I'm learning about classes in ES6...

I'd like to use private properties, in some form, so that only certain methods can be called from an instance of a class.

For example using Symbol...

/* A.js */

const _privateMethod = Symbol('_privateMethod')
class A {
    [_privateMethod]() {
        return 'yup'
    }
    do() {
        return this[_privateMethod]()
    }
}

const a = new A()
a.do() /* yup */

..._privateMethod cannot be called directly. So far so good.

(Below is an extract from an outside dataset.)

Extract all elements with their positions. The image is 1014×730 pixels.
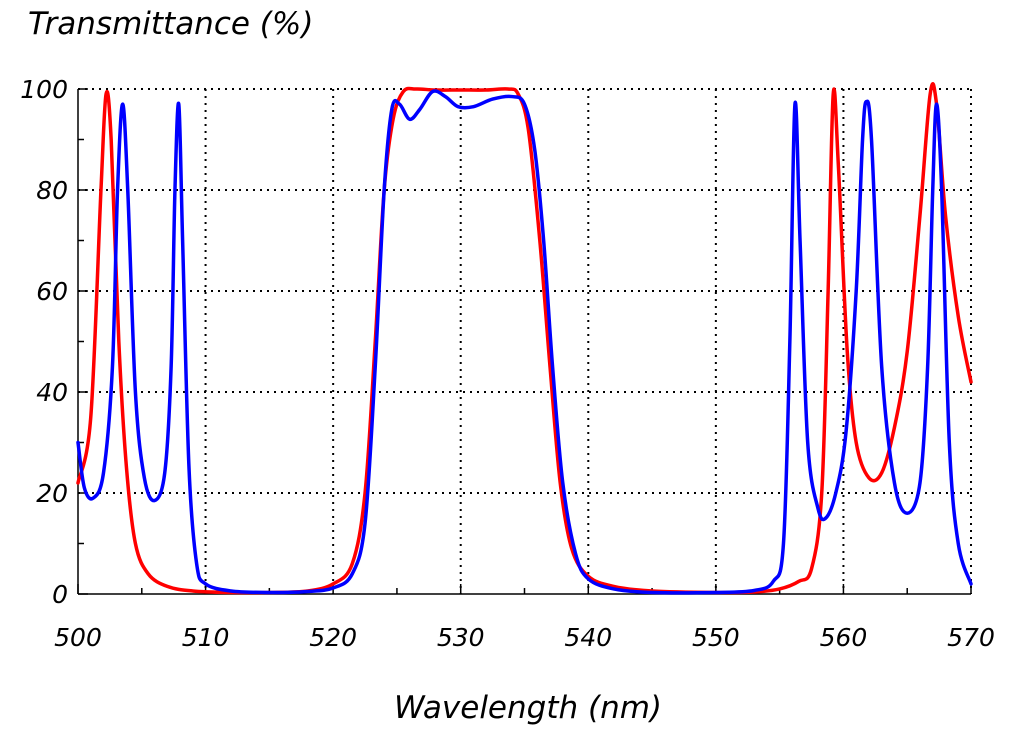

However, I am wondering how to then go about overriding _privateMethod in a class that inherits from A. For example, the following will not work:

/* B.js */

const _privateMethod = Symbol('_privateMethod')
class B extends A {
    [_privateMethod]() {
        return 'nope'
    }
}

const b = new B()
b.do() /* yup */

How is it recommended to do this?

Answer 1

Calling Symbol('_privateMethod') again creates a new, distinct symbol (even if it has the same description). You are creating a different method with a different key, not overwriting the original one.

You will need to use the exact same symbol to define the method in the subclass. You can either get it from Object.getOwnPropertySymbols(A.prototype) or by exporting the _privatMethod symbol as a constant from A.js and importing it in B.js (together with the class A). However, if you want to make the class extensible, I would recommend to simply not use symbols at all.